Gorilla tourism contributes significantly to gorilla conservation, as funds create jobs and bring benefits to local communities that live near gorillas. So, when you plan your next trip, don’t forget to visit the gorillas!
Adult mountain gorillas can feast on 50 pounds of mainly leaves, roots, and stems every day, which weighs the equivalent to 40 basketballs. No wonder it takes them half their day to eat!
Even though gorillas eat more than any other ape and have big round bellies, they are not fat. They have long intestines to process the large amounts of food they have to eat every day to get enough nutrients.
Gorillas are nomads and can travel up to 1,000 meters a day in search of food. However, mountain gorillas travel much less than their cousins, the Lowland gorillas, for they don’t have to travel far to get a meal, they are surrounded by food in their habitat.

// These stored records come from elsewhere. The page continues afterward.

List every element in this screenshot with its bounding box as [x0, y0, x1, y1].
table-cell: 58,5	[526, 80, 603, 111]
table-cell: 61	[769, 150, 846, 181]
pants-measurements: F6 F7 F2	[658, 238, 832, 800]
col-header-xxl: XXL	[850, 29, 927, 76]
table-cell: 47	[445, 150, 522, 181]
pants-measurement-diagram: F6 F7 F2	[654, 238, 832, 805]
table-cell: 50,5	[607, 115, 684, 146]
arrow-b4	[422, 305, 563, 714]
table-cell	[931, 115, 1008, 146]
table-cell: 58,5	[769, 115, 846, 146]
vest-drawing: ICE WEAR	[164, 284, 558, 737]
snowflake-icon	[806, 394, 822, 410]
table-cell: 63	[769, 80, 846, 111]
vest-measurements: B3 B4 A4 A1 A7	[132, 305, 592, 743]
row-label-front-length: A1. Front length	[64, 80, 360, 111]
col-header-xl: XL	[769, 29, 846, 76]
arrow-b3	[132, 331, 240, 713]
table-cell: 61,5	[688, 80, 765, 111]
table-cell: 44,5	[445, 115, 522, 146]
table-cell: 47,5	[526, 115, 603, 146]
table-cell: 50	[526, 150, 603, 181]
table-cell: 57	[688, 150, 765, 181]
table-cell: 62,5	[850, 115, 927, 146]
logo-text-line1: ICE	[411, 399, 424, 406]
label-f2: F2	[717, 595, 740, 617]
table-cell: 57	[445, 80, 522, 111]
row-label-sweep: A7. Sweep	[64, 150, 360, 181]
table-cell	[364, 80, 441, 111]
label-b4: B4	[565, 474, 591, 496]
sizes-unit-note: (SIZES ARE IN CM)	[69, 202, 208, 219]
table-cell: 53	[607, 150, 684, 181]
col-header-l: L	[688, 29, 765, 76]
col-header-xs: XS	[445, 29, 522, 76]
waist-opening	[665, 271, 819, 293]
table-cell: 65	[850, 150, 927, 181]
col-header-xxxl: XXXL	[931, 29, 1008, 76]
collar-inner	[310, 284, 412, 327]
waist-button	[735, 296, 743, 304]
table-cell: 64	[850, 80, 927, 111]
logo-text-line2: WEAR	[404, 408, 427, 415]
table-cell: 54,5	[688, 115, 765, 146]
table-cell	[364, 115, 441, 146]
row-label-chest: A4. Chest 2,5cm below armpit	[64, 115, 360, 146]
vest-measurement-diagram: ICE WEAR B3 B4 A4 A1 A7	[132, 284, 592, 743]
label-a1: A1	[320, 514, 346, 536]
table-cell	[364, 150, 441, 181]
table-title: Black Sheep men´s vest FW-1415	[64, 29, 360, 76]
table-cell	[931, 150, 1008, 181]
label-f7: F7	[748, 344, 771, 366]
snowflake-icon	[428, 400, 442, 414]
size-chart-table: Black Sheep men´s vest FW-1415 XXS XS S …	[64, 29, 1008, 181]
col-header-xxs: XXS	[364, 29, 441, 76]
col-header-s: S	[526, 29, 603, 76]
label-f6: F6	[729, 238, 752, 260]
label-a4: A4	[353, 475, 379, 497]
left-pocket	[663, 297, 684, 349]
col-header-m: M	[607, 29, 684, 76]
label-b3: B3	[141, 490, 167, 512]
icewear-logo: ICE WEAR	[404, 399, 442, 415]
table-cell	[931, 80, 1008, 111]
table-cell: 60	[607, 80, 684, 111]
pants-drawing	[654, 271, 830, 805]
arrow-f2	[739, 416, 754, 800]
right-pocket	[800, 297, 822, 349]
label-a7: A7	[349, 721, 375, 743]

While mountain gorillas are mainly herbivores, they occasionally snack on fruits and insects, especially ants and larvae.
Eastern Lowland gorillas eat more fruit than their cousin, the mountain gorilla. Both gorillas are a subspecies of the Eastern gorilla.
Even though most primates have a tree-living way of life, gorillas are terrestrial creatures that spend 95% of their time on the ground and occasionally climb trees for fun… just like us.
Mountain gorillas like fresh beds! Every night each gorilla builds its own nest, except for baby gorillas, who sleep with their mothers until they’re about three.
Gorillas live in family groups made up of 2 to 40 gorillas. Each group has one dominant male called a silverback who protects the troop, defines the group’s territory and routines, and has breeding rights to all adult females in the family.
Once male gorillas reach sexual maturity, and the hair across their shoulders and down their back becomes greyish, they can fight other silverbacks to become the troop’s leader.
While mountain gorillas weigh less than five pounds when they are born, female gorillas can reach up to 200 pounds and silverbacks up to 450 pounds!
Adult female mountain gorillas give birth to one baby every three to five years. And while twin gorillas are rare, a few twin babies have been spotted in the wild and in captivity.
The thing that’s most amazing about gorillas is how compassionate they are. This is true. Gorillas will go out of their way to protect humans. There are cases where gorillas stop humans from walking into poacher’s traps. That’s how compassionate they are. Meanwhile, there are a lot of humans who honk their horns the second the light turns green.